09 September, 2025

September’s Dill Pickles

This made: 3 pints dill pickles, 2 pints pickled onions plus 1 pint extra brine. 

Preparation:
• Wash all the jars (dishwasher, hot setting). Sterilize lids in a pan of boiling/simmering water.


Brine:
2 cups white vinegar (5% acidity)
2 cups filtered water
2 TBSP coarse, uniodized salt
4 tsp table sugar


► Simmer (or boil), stirring, until it’s all dissolved.


Pickle Spears, in each jar:
1 small (or ½ large) head fresh dill, or dill gone to seed.
1 clove garlic, halved.
2 very small bay leaves.
1 tsp pickling spices
• Lots of cucumbers, sliced lengthwise. (I used 4 standard sized cucumbers, sliced into eights plus 4 very small cucumbers, halved.)


Optional:
• Maybe add some spears of bell pepper, or of a warmer pepper, or some pepper flakes, or some onion slices.


Pickled Onions, in each jar:
1 small (or ½ large) head fresh dill, or dill gone to seed.
1 clove garlic, halved.
2 very small bay leaves.
1 tsp pickling spices
• Slice a (red) onion very thin (⅛”), then quartered. Separate the sections. (I didn’t have enough red onion for 2 pints, so one pint is mostly red onion and ⅓ sweet onion, mixed together.)

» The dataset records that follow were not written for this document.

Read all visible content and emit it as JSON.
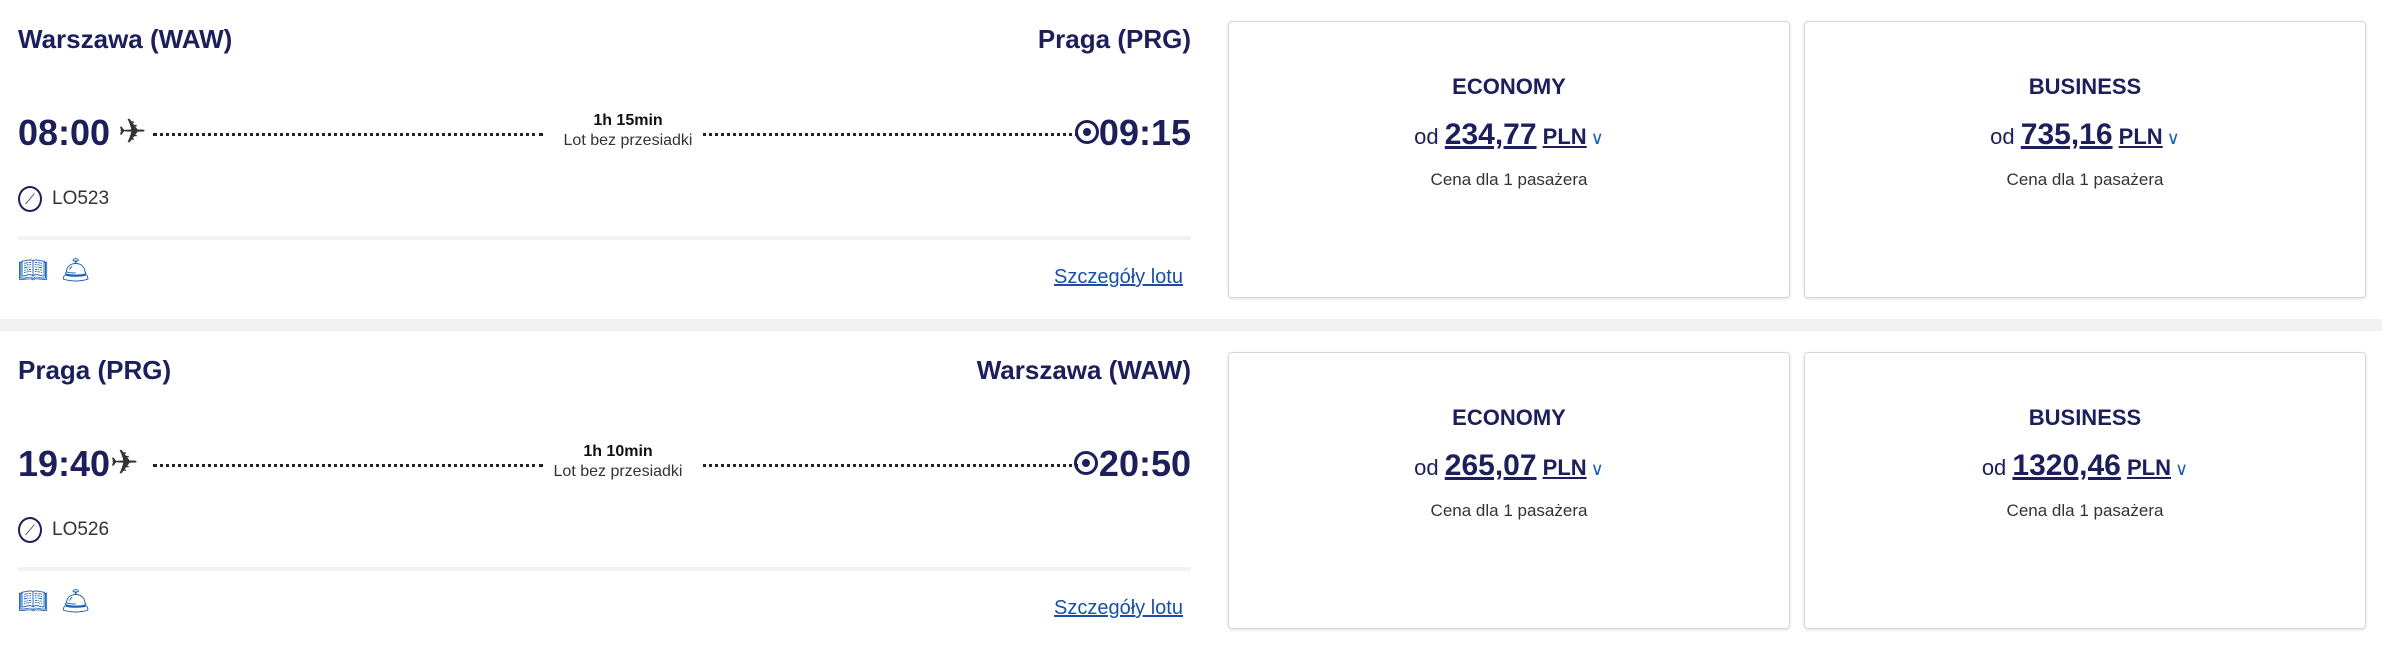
{
  "flights": [
    {
      "from": "Warszawa (WAW)",
      "to": "Praga (PRG)",
      "dep": "08:00",
      "arr": "09:15",
      "duration": "1h 15min",
      "stops": "Lot bez przesiadki",
      "flight_no": "LO523",
      "details": "Szczegóły lotu",
      "fares": [
        {
          "cls": "ECONOMY",
          "prefix": "od",
          "amount": "234,77",
          "currency": "PLN",
          "note": "Cena dla 1 pasażera"
        },
        {
          "cls": "BUSINESS",
          "prefix": "od",
          "amount": "735,16",
          "currency": "PLN",
          "note": "Cena dla 1 pasażera"
        }
      ]
    },
    {
      "from": "Praga (PRG)",
      "to": "Warszawa (WAW)",
      "dep": "19:40",
      "arr": "20:50",
      "duration": "1h 10min",
      "stops": "Lot bez przesiadki",
      "flight_no": "LO526",
      "details": "Szczegóły lotu",
      "fares": [
        {
          "cls": "ECONOMY",
          "prefix": "od",
          "amount": "265,07",
          "currency": "PLN",
          "note": "Cena dla 1 pasażera"
        },
        {
          "cls": "BUSINESS",
          "prefix": "od",
          "amount": "1320,46",
          "currency": "PLN",
          "note": "Cena dla 1 pasażera"
        }
      ]
    }
  ],
  "icons": [
    "plane-icon",
    "destination-icon",
    "airline-logo-icon",
    "menu-book-icon",
    "meal-service-icon",
    "chevron-down-icon"
  ],
  "colors": {
    "navy": "#1c1f5a",
    "link": "#1a4fa8"
  }
}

► Put all the spices in the bottom of the jar. Fill the jar (pretty tight) with onion slices, leaving about ½” clear at the top. Fill with brine to ½” from the top. Wipe the rim, add lid, add ring, only modestly finger-tight. Then boil them in a hot water bath for at least 10 minutes.


► If you have a significant amount of extra brine (I had about a pint extra), pour the boiling liquid in a jar to ½” from the top. Wipe the rim, add lid, add ring, only modestly finger-tight. Then boil them in a hot water bath for at least 10 minutes.





16 August, 2025

Dill Pickles

My very first attempt at making pickles. I grew pickling cucumbers and the herb dill this year especially for making pickles.
The one on the right is one cup of white vinegar, one tablespoon of salt, enough pickles to fill up a jar, if you sprigs of fresh dill, and two small cloves of garlic, sliced in half, crammed down in between things.

When I finished that one, I needed to expand my options.

The one on the left is a cup of white vinegar, a tablespoon of salt, two small cloves of garlic sliced in half , bunch of Dill cram down in between the pickles , and a teaspoon or so of herb de Provence.

In both cases, I boiled the vinegar long enough to fully dissolve the salt, and I poured it over a cucumbers in the jar, slapped a canning lid and the jar lid on top. I let it sit on the counter for a couple of hours until it cooled off, then it went into the refrigerator. 

19 July, 2025

Space Jam©

Space Jam©: Left to right: Rhubarb,
Citrus (mixture of lemon and orange)
and Strawberry, plus T&G Powder
I've been making some dried fruit powder, and making Space Jam© out of it.

• Dehydrate fresh fruit until it's really dry and crisp.

• grind it to powder. 

I store the powder in the freezer but i mix some in shaker spice jars.

1:1 mixture of fruit powder and sugar free powdered sweetener. 

Serving: spread peanut butter on a cracker, shake Space Jam© on top to taste. It's pretty darned good, but none of the carbs or calories of sugar. 

I took this mixture on a family campout, and my niece decided this needed to be called Space Jam©. So it's Space Jam© now. 

Also: roast tomatoes with fresh garlic. Dehydrate completely. Grind to powder for T&G (Tomato & Garlic) powder. Still working on the best application for this one. 

NB: Rhubarb, Lemons, Tomatoes and Garlic from my own garden. Strawberries from Spooners. Oranges from the produce department.

NB: Apricot Space Jam© is not worth the effort. Needs a fruit with some zing. Going to try Raspberry and Blackberry soon.